L'albero che si muove

è mio amico

Nonostante siano l’unica tribù che permette il passaggio degli avventori alieni, gli Jeunit sono molto restii nel parlare delle loro tradizioni e storie. Conoscete quel tipico sguardo torvo, la necessità di nascondere i pargoli, l’impossibilità di scattare olofoto per paura che venga rubata la linfa vitale? Anche sulla terra c’è stato un tempo in cui le popolazioni si comportavano così… E anche su Jeurus c’è questo atteggiamento.

Il perché vengano ora accettati avventori è grazie ad alcune innovazioni tecnologiche che sono riuscito a portare su questo pianeta con luuuunghe trattative… Solo per far capir loro che non avrebbero ucciso nessuno, anzi avrebbero gratificato entrambe le razze: la mia per la possibilità di scorrazzare e analizzare questo pianeta, la loro per la possibilità che ora hanno di poter avere acqua potabile senza doversi radicare per 12 ore nel terreno.

In effetti qualcuno ancora lo fa, radicarsi intendo. È uno strano processo che fanno i Jeunit per riuscire a raggiungere le falde sotterranee del pianeta: restano impassibili per lunghi periodi assumendo una forma ad albero, che ricorda le driadi dei vecchi miti greci (oltre a richiamare tutto il pianeta, visto che è composto per lo più da alberi).

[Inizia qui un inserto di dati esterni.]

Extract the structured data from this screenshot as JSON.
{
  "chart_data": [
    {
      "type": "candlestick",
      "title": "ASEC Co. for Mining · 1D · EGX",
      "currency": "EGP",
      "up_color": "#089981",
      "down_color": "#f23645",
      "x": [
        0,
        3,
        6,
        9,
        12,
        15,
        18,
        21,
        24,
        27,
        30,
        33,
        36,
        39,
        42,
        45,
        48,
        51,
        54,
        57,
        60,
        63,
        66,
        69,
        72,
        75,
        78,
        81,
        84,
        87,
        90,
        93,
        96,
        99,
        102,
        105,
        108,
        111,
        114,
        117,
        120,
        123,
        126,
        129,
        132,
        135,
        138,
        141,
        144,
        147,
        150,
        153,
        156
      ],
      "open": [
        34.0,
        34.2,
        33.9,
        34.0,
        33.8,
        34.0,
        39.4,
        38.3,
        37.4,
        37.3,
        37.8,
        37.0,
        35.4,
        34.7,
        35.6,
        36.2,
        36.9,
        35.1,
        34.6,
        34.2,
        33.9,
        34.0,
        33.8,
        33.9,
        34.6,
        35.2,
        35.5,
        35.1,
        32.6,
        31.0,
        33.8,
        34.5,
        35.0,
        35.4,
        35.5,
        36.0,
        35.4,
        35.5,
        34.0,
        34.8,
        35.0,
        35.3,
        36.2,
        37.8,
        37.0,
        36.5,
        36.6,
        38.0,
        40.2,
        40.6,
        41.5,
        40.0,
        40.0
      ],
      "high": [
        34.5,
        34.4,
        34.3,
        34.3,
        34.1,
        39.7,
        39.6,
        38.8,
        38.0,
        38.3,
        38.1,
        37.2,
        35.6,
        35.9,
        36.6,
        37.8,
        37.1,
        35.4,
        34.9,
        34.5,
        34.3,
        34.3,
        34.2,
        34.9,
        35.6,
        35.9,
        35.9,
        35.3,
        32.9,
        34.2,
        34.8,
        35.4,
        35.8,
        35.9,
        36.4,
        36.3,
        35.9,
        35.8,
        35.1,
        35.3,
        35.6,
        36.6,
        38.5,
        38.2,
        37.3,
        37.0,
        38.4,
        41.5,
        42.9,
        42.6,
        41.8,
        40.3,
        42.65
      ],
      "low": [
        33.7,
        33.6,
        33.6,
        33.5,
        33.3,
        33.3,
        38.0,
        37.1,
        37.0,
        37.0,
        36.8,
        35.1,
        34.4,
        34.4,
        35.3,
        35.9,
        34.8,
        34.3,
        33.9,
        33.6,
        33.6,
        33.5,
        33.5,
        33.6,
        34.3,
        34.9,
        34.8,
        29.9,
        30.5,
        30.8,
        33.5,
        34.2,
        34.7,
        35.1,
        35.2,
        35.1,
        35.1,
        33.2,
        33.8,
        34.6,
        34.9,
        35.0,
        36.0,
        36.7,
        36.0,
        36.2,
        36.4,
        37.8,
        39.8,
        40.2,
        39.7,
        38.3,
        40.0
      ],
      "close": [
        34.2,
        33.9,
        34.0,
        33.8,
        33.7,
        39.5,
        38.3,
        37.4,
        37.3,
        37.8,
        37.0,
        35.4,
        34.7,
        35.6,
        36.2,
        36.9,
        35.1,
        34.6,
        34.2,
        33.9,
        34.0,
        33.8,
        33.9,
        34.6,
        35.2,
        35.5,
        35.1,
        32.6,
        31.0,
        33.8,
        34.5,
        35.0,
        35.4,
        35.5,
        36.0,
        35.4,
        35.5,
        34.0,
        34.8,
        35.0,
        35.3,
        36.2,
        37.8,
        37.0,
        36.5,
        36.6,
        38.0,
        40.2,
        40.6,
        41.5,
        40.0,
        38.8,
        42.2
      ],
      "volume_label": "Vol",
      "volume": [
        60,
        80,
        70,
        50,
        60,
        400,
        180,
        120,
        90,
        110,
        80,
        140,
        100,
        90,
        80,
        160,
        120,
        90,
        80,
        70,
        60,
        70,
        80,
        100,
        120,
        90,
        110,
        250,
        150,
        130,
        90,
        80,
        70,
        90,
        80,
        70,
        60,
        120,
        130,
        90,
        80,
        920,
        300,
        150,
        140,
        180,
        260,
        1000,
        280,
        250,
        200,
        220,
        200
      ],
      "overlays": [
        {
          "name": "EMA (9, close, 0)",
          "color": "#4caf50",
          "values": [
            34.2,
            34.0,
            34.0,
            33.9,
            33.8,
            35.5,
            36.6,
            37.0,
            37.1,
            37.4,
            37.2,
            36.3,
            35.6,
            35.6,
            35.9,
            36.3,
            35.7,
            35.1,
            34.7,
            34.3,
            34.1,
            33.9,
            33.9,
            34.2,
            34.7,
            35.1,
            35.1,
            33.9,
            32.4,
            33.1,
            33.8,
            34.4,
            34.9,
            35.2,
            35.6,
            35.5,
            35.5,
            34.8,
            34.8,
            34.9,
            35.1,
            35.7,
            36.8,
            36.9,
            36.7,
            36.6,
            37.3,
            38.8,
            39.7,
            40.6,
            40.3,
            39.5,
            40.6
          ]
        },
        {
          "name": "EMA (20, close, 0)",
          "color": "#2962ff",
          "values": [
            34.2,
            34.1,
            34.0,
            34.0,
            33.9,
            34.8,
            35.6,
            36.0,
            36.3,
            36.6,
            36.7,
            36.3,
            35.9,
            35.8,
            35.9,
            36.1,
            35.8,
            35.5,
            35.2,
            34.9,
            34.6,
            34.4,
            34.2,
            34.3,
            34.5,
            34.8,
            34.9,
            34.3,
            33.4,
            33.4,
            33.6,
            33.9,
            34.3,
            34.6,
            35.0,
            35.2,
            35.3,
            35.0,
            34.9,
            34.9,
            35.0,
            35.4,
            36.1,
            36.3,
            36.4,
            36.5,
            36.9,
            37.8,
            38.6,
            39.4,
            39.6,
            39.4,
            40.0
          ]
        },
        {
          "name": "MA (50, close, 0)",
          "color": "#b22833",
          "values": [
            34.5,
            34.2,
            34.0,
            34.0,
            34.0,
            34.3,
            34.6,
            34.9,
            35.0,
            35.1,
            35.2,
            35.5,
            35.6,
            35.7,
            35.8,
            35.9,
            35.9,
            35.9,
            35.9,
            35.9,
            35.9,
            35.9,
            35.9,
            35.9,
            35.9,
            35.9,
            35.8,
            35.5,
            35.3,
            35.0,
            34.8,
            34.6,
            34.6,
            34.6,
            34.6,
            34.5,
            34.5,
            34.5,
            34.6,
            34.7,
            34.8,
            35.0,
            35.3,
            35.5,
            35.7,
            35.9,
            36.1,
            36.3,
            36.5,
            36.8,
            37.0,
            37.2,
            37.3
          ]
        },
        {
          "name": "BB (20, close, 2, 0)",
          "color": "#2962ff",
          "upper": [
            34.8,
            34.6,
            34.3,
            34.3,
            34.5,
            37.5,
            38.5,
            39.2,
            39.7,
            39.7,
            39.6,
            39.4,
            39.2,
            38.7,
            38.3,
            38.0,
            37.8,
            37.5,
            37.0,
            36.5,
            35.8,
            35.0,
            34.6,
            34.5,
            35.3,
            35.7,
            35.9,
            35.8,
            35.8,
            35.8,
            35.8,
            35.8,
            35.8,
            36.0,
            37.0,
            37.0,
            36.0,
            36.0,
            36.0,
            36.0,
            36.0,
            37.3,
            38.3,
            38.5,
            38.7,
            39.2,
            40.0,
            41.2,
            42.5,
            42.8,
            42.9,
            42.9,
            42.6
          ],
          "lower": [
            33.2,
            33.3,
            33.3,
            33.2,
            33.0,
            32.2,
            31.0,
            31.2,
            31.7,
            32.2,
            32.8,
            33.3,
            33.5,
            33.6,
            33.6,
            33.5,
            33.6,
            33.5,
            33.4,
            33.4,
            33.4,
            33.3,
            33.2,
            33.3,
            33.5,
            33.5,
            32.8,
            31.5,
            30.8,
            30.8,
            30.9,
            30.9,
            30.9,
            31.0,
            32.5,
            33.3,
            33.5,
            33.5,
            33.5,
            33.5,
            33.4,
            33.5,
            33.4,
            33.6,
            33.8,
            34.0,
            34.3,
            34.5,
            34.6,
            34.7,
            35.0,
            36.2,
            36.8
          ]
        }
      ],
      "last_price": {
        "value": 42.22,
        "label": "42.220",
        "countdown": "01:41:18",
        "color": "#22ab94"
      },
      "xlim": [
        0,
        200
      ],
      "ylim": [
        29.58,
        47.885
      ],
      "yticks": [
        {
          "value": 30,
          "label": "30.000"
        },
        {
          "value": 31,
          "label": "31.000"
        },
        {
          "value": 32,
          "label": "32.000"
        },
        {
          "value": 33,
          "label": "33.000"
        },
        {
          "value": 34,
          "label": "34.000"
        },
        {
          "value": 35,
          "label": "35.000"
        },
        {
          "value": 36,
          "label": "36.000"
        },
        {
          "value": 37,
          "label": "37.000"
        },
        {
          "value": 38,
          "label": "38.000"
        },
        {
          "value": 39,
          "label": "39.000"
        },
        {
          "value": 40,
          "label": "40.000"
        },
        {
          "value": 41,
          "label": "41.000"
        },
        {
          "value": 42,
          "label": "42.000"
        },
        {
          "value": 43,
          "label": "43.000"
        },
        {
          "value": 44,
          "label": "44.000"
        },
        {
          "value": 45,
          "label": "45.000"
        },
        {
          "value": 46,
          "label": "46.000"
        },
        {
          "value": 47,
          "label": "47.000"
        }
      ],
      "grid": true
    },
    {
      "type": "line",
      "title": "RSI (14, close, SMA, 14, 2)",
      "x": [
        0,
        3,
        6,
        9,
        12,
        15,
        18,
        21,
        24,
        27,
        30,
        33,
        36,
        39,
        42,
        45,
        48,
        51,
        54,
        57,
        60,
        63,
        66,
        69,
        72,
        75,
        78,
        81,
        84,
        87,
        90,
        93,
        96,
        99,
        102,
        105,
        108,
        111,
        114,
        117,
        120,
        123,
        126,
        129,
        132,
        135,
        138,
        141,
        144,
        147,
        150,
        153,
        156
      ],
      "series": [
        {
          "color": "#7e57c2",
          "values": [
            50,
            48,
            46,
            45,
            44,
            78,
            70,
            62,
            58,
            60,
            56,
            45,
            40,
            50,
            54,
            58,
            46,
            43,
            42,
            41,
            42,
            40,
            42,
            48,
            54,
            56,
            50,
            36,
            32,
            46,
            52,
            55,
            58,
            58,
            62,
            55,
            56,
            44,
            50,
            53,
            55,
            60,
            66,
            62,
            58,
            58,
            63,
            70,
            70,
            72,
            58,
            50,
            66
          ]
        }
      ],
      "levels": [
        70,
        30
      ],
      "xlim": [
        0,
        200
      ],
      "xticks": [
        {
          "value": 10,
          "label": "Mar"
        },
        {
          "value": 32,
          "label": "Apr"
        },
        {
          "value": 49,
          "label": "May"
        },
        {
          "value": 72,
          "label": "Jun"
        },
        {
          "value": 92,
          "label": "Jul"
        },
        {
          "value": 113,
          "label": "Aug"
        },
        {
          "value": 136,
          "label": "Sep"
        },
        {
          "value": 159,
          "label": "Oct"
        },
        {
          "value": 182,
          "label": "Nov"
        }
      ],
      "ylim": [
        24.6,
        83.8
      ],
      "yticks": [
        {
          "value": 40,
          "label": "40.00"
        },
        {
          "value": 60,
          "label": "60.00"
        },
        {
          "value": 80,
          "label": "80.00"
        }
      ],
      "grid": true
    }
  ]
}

Insomma è bellissimo a vedersi, ma se passa un Perlach proprio in quel momento fa una carneficina. Mi sto perdendo in digressioni. Dopo avergli installato una pompa per l’estrazione dell’acqua, sono riuscito finalmente ad intavolare un discorso con uno degli anziani del bosco Garath, piccola porzione di foresta ad ovest di Rodavon. Discorso è una strana parola con loro. I Jeunit non parlano come me, te o altri esseri dotati di polmoni e corde vocali. Loro usano le foglie che hanno sul corpo per creare un linguaggio complesso e molto spesso fraintendibile (ricordate le luuuunghe trattative?).

La Inkbullet è ancora a lavoro sulle traduzioni, ma posso comunque passarvi una breve filastrocca che siamo riusciti a tradurre:

L’albero che si muove non porta sempre rancore
Porta a volte frutti, a volte amore.
L’albero che si muove a volte non mangia i fratelli
beve con noi e ci parla degli antichi mantelli.

L’albero che si muove non sempre è solo
ma quando porta con sé la luce degli anziani
dove cammina non vi è più suolo

L’albero che si muove è un amico, è un messaggero
ci dice quando il nostro tempo è divenuto mero

L’albero che si muove è grande
L’albero che si muove è sempre

L’albero che si muove è ciò che è antico e presente.

 

Non ho ancora ben inteso chi sia questo “albero che si muove”. Dalle scannerizzazioni planetarie gli unici “alberi” moventi sono proprio i Jeunit. I Jeurut sono piuttosto assimilabili ad un arbusto o magari a un fiore… tuttalpiù un bonsai. Tuttavia mi perplime molto la parte degli “antichi mantelli” e della “luce degli anziani”. Possibile che questo albero movente sia rinconducibile ad un golem di legno? Magari una remota macchina degli antichi fuggita dal controllo o ancora sotto di esso. Chissà…

Bisogna fare altre ricerche, anche se siamo quasi a metà mese.